At the heart of the compact would lie a grand bargain: the United States and Canada will work closely with Mexico to mobilize additional public and private sector resources to advance Mexico's development. In exchange, Mexico will commit to a robust program of second-generation reforms in regulatory harmonization, the rule of law and infrastructure improvements including education that will create conditions necessary to attract the long- term domestic and direct foreign investment that ultimately drives development. Within this general framework, specific areas for concentration would, at a minimum, include border security and efficiency, energy security and increasing labor mobility.

Why should the United States and Canada care about Mexican development? The answer is simple to articulate, but difficult to achieve. If the United States and Canada plan to compete with China and other emerging economies by the time Asia reaches greater economic maturity in 2020 or 2030, both nations will have to put in place the economic and commercial frameworks to take full advantage of economic efficiencies that would naturally accrue with creation of a larger internal North American market.

In order to work effectively, this paradigm requires increased development in Mexico. Put another way, Mexico's development directly impacts our own national strategic objectives. Both national security and economic security require our southern neighbor to be democratic and politically stable, economically healthy and increasingly willing to see its own interests aligned more fully with ours. Canada faces similar realities, if less intensively. It is in each of our interests to find ways to work more fully together so that, in the global economy, we will be able not just to survive, but to flourish.
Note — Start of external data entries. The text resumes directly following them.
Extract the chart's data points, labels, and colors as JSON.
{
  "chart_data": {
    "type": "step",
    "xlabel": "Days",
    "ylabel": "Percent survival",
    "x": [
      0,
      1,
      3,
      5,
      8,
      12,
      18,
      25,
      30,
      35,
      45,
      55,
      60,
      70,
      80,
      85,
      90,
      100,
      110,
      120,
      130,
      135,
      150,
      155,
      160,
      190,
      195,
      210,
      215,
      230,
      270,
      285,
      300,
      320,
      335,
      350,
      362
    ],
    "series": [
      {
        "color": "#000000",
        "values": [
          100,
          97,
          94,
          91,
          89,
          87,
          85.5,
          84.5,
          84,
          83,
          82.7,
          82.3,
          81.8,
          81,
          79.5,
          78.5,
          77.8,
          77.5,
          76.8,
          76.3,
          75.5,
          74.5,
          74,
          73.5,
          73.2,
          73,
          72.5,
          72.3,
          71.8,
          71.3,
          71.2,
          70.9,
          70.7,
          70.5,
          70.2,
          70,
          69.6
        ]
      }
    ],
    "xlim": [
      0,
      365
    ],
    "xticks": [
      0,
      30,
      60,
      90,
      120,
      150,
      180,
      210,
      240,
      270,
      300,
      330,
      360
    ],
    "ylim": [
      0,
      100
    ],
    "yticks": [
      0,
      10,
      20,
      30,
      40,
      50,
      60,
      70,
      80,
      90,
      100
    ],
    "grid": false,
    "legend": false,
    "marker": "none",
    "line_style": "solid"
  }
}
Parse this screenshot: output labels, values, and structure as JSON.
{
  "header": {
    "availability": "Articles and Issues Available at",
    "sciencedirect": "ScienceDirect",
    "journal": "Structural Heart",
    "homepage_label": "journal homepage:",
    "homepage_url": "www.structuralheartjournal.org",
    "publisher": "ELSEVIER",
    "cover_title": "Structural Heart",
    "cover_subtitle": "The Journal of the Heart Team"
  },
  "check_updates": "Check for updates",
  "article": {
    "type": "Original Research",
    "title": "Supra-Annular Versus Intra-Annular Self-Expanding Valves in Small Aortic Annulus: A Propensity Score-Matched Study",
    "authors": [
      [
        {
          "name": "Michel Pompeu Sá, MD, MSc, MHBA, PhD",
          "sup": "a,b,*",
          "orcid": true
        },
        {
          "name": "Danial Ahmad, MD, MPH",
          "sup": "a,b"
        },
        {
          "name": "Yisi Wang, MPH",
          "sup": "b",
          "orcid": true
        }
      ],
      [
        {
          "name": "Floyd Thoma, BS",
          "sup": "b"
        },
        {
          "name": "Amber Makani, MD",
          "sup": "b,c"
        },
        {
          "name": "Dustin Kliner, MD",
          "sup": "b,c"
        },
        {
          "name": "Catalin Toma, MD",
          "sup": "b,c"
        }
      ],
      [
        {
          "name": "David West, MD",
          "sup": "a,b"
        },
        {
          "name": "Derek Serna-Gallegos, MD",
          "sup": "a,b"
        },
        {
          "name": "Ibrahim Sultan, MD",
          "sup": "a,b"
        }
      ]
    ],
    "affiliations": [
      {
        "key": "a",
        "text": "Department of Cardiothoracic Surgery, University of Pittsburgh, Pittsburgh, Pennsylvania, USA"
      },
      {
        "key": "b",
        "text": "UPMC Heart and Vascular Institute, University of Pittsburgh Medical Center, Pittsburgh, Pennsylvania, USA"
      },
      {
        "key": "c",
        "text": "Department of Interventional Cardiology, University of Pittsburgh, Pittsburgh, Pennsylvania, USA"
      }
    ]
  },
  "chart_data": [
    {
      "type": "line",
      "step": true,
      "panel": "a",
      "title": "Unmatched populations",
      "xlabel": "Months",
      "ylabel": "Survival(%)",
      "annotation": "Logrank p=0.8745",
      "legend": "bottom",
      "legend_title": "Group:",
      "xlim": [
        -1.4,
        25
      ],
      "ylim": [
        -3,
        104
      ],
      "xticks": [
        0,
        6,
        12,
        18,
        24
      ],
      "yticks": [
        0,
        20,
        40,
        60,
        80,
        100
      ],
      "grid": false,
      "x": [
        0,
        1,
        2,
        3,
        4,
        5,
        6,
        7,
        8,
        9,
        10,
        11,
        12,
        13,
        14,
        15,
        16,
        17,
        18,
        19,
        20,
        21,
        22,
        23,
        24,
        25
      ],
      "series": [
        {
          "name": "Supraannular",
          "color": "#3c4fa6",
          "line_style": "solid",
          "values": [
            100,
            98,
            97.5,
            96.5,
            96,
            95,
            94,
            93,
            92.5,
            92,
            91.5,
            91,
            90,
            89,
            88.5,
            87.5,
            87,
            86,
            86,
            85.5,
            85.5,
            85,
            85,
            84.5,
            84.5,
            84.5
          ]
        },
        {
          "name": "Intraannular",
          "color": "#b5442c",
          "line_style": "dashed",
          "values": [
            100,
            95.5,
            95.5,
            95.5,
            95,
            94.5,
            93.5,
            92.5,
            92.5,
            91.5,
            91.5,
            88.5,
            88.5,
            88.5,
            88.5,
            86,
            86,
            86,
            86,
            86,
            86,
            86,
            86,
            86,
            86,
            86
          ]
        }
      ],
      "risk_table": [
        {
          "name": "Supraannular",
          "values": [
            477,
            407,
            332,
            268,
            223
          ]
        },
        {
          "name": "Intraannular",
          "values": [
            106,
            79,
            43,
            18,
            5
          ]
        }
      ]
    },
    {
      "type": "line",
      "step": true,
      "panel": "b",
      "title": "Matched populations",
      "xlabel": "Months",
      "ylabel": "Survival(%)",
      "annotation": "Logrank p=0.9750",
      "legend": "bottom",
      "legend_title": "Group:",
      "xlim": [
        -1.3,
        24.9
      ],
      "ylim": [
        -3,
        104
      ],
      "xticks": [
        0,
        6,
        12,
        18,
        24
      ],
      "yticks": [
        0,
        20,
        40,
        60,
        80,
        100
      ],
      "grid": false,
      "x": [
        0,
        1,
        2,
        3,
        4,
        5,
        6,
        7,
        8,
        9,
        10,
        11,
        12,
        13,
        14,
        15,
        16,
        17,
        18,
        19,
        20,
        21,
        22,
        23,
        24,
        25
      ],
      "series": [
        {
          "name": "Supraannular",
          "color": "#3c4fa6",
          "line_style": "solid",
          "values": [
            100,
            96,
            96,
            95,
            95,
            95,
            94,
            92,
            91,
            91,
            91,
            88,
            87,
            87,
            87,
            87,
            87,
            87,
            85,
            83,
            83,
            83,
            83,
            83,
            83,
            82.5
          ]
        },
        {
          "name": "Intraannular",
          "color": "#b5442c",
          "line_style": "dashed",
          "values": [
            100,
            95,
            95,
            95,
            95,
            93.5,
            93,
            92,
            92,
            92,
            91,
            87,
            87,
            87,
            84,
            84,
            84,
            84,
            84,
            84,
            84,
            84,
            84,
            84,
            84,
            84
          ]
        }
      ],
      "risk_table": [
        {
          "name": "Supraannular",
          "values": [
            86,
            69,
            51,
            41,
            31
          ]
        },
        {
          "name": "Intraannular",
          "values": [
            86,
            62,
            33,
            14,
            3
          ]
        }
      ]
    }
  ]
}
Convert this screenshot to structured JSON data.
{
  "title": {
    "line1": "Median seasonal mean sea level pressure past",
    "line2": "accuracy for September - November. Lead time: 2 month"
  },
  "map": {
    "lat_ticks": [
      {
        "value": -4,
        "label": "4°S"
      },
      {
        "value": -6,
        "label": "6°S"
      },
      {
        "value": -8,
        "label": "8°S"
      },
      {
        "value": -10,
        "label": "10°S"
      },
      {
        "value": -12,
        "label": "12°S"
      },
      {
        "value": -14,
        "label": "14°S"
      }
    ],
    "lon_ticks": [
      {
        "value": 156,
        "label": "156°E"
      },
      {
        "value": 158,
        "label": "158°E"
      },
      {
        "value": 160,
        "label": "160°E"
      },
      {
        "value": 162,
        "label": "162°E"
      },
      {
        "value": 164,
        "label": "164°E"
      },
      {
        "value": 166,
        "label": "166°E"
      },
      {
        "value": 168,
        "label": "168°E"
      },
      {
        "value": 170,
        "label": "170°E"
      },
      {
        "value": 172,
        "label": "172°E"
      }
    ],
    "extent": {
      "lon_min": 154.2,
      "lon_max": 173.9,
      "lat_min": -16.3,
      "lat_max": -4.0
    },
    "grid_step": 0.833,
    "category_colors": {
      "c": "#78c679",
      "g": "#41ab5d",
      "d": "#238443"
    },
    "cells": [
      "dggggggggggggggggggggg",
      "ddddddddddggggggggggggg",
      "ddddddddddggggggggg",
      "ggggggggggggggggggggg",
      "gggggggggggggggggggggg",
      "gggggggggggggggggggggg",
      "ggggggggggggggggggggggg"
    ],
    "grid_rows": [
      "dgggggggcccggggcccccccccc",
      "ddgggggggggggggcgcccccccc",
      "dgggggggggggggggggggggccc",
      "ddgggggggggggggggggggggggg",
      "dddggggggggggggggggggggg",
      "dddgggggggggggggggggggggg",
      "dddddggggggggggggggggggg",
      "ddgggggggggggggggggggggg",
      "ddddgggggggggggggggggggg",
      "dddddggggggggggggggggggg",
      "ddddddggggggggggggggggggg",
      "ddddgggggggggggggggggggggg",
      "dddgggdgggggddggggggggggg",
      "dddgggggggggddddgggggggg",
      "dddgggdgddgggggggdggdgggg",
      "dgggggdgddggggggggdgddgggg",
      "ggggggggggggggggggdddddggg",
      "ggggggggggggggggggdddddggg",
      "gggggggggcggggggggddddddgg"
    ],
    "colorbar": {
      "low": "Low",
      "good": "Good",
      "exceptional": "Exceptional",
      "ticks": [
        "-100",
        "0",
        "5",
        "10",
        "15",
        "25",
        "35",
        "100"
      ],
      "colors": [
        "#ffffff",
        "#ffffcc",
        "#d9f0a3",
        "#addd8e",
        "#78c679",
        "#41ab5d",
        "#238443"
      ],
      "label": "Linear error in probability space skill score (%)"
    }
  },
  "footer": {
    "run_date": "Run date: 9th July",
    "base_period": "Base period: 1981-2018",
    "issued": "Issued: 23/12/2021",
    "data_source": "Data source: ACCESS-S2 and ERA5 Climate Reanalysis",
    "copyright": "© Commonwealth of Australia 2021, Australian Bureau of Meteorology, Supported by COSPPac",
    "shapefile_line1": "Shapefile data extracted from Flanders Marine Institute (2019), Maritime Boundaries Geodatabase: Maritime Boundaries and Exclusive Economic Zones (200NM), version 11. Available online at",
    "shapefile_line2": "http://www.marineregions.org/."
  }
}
We cannot meet the looming challenge from Asia absent greater North American integration, or without more rapid Mexican development. These are literally two sides of the same coin. As U.S., Canadian and Mexican leaders once again engage the North American dialogue today, competitiveness must be at the very top of their mutual agenda. There really is no additional time to lose.

Farnsworth is vice president of the Council of the Americas in Washington. From 1995-98 he served in the White House as the senior advisor to the special envoy for the Americas.